Foi nesse contexto que criei, no ano passado, a Mormaço Editorial. Ela nasceu de uma demanda observada por mim há bastante tempo aqui na Bahia: percebi que as editoras existentes raramente publicavam novos e/ou jovens escritores, já conhecidos ou não pela cena literária, já que muitos rostos são figuras frequentes em eventos culturais e saraus da cidade. A ideia sempre foi ser um editora que oferecesse certo acolhimento aos escritores e, sobretudo, reconhecimento e identificação — “se uma pessoa consegue publicar nesta revista, eu também consigo”, “se existe uma editora idealizada por escritores em situação parecida com a minha (dificuldade de publicação, de divulgação, distribuição, muitas dúvidas quanto ao processo de construção de um livro), quem sabe eu também não consiga fazer parte do time também?”.

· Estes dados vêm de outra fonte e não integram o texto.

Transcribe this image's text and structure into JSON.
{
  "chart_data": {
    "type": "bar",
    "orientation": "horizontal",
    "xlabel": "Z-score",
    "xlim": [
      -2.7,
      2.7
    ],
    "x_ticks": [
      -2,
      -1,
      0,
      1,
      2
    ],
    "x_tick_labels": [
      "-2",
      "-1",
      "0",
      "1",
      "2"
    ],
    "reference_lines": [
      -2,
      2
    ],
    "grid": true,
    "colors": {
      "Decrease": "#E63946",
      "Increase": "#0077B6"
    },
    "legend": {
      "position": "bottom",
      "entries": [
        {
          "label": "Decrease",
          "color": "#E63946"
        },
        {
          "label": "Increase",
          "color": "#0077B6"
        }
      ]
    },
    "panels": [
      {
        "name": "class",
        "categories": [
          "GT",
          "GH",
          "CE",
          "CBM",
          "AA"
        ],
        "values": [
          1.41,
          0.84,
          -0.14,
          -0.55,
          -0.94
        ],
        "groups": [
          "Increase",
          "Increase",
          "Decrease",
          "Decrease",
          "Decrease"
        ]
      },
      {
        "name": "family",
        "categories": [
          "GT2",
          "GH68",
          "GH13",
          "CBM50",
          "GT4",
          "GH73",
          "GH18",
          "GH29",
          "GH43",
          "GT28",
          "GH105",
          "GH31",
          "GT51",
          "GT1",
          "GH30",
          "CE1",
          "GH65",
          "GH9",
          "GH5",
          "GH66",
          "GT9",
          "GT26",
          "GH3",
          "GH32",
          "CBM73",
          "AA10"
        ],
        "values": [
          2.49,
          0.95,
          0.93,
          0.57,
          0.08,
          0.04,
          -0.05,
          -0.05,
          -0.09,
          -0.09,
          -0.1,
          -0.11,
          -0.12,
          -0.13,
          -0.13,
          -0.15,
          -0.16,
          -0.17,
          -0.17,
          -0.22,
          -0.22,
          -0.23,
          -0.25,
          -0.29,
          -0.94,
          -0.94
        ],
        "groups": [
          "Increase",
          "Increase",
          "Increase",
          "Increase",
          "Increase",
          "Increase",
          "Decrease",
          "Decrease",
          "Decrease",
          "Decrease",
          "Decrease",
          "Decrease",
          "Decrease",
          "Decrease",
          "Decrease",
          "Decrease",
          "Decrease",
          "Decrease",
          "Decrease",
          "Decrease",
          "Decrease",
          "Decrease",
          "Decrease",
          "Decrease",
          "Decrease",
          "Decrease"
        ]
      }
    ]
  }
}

Por fim, é importante reiterar que, para incentivar os leitores a consumirem livros escritos por autores contemporâneos e que publicam de forma independente é preciso um trabalho constante de divulgação das obras, em todos os espaços possíveis. Buscar bibliotecas, formas de divulgação via redes sociais, realizar eventos, ocupar lugares em que apenas acadêmicos sempre ocuparam. Nota-se que é um trabalho que exige participação de muitas pessoas e bastante disponibilidade de todos para que seja realizado, mas esse é o caminho que eu enxergo na arte independente: coletividade, construção de redes e apoio mútuo de artistas.


© João Régis Novaes
© João Régis Novaes
* Maria Luiza Machado é escritora, poeta e editora responsável pela Mormaço Editorial. Tantas que aqui passaram, seu terceiro livro, é a primeira obra lançada pela editora. Nele, Maria Luiza conta, em forma de poemas narrativos, fragmentos e cenas que fazem parte da história de diferentes mulheres. A edição é da escritora, cordelista e poeta Jarid Arraes e o projeto gráfico é assinado pela poeta e ilustradora Isabela Sancho. O posfácio ficou por conta da antropóloga, colagista e também escritora Monique Malcher.